The bill allows the inmate to get a parole hearing every four years, which Republicans noted would “revictimize” the families of those harmed or victims themselves.
Another measure, S.B. 29 by Sen. Bill O’Neill (D-Bernalillo), “allows early parole for anyone over 55 with an ‘age-related disease,’ which, according to WHO, includes hearing loss, cataracts, back/neck pain, osteoarthritis, diabetes, depression, etc.,” according to Rep. Lord.

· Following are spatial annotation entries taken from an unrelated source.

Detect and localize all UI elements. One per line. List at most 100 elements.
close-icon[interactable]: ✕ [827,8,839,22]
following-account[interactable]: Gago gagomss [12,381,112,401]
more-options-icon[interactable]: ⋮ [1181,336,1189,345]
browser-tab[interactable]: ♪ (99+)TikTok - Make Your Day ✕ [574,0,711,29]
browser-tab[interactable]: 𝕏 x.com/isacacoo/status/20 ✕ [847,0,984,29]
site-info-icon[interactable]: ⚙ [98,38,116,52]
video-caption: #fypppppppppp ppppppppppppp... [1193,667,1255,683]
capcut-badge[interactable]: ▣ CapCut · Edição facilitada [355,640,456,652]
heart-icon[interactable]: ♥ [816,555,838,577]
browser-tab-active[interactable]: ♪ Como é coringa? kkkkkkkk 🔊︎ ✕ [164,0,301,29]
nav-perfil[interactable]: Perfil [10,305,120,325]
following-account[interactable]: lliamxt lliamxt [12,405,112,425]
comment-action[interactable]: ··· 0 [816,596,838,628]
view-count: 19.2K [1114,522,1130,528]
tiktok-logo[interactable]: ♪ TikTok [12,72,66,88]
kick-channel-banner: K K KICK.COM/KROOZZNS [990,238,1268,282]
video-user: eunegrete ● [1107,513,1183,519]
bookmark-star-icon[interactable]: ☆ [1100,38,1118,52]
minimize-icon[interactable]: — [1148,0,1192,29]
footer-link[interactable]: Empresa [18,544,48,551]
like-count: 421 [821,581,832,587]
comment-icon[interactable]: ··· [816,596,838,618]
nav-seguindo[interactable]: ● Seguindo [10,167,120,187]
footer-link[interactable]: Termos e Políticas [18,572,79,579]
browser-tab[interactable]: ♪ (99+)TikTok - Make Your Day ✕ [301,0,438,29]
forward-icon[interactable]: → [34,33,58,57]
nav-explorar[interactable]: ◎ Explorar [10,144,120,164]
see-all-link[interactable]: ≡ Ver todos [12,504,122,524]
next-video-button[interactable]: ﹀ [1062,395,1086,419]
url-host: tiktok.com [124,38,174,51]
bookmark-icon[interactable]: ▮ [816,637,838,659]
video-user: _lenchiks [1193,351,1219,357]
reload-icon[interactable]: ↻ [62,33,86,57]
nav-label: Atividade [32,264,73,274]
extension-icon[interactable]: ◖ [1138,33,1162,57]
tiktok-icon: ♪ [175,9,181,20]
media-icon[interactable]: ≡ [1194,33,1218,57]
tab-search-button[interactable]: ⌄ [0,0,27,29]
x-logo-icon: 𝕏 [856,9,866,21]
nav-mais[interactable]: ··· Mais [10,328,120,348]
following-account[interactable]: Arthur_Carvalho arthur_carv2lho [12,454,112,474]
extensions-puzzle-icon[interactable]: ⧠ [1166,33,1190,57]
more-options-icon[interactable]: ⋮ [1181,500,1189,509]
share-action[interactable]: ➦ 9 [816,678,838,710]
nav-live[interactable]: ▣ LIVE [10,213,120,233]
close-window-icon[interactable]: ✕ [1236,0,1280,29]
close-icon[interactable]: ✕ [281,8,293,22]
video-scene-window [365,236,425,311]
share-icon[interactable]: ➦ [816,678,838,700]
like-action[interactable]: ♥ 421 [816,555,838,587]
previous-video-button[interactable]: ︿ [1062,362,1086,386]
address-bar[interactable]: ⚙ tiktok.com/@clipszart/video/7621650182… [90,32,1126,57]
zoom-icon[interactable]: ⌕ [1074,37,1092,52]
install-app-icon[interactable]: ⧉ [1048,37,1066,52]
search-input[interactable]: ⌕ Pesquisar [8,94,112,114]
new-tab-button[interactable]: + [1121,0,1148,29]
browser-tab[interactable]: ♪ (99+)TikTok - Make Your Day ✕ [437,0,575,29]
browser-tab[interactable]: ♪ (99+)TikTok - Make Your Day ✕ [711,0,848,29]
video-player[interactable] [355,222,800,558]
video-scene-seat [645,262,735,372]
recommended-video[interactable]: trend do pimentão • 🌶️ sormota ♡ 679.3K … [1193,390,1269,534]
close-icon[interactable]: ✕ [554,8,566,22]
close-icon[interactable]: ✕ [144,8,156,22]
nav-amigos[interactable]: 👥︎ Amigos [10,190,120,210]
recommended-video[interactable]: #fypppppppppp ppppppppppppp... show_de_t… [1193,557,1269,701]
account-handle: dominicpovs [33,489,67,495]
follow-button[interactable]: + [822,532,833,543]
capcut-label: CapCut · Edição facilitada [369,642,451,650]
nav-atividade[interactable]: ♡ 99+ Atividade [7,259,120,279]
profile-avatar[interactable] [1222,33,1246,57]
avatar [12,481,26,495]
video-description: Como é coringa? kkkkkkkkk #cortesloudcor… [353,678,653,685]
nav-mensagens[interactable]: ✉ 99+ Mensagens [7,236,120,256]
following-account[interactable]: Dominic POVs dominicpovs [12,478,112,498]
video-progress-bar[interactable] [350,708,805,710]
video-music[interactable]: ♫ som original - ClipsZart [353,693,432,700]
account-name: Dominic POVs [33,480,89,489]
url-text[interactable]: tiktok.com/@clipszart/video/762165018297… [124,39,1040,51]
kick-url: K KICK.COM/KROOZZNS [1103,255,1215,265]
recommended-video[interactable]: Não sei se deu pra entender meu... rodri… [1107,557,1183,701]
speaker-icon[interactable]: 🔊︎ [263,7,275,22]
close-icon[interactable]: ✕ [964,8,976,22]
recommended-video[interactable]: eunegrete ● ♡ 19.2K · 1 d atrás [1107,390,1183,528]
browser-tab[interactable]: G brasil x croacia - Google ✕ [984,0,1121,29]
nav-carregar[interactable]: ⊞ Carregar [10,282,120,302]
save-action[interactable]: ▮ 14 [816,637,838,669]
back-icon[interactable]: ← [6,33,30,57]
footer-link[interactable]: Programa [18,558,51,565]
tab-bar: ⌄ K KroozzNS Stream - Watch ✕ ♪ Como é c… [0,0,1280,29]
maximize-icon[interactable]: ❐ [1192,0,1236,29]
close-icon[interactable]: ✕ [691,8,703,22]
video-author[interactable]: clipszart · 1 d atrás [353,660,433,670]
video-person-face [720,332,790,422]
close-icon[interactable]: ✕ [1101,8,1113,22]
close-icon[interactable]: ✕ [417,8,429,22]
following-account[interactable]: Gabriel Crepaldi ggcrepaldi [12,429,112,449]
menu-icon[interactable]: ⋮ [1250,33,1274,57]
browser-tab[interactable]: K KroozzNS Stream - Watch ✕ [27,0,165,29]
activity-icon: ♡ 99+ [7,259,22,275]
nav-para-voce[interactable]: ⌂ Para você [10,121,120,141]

Lord offered an amendment to O’Neill’s bill that would exempt pedophiles from being eligible for early parole, but “Dems said no,” she wrote.
Despite a massive crime wave plaguing New Mexico, especially Albuquerque, Democrats failed to pass much meaningful crime legislation targeting criminals. They instead opted to reward criminals with early parole and target law-abiding gun owners in bills such as H.B. 9, which passed and was signed by Gov. Lujan Grisham.
During the 2023 Legislative Session, over 200 bills passed. It is unclear how many the governor will sign. She has until April 7, 2023, to act upon the passed legislation, or else it will be “pocket vetoed,” meaning it will be discarded due to inaction.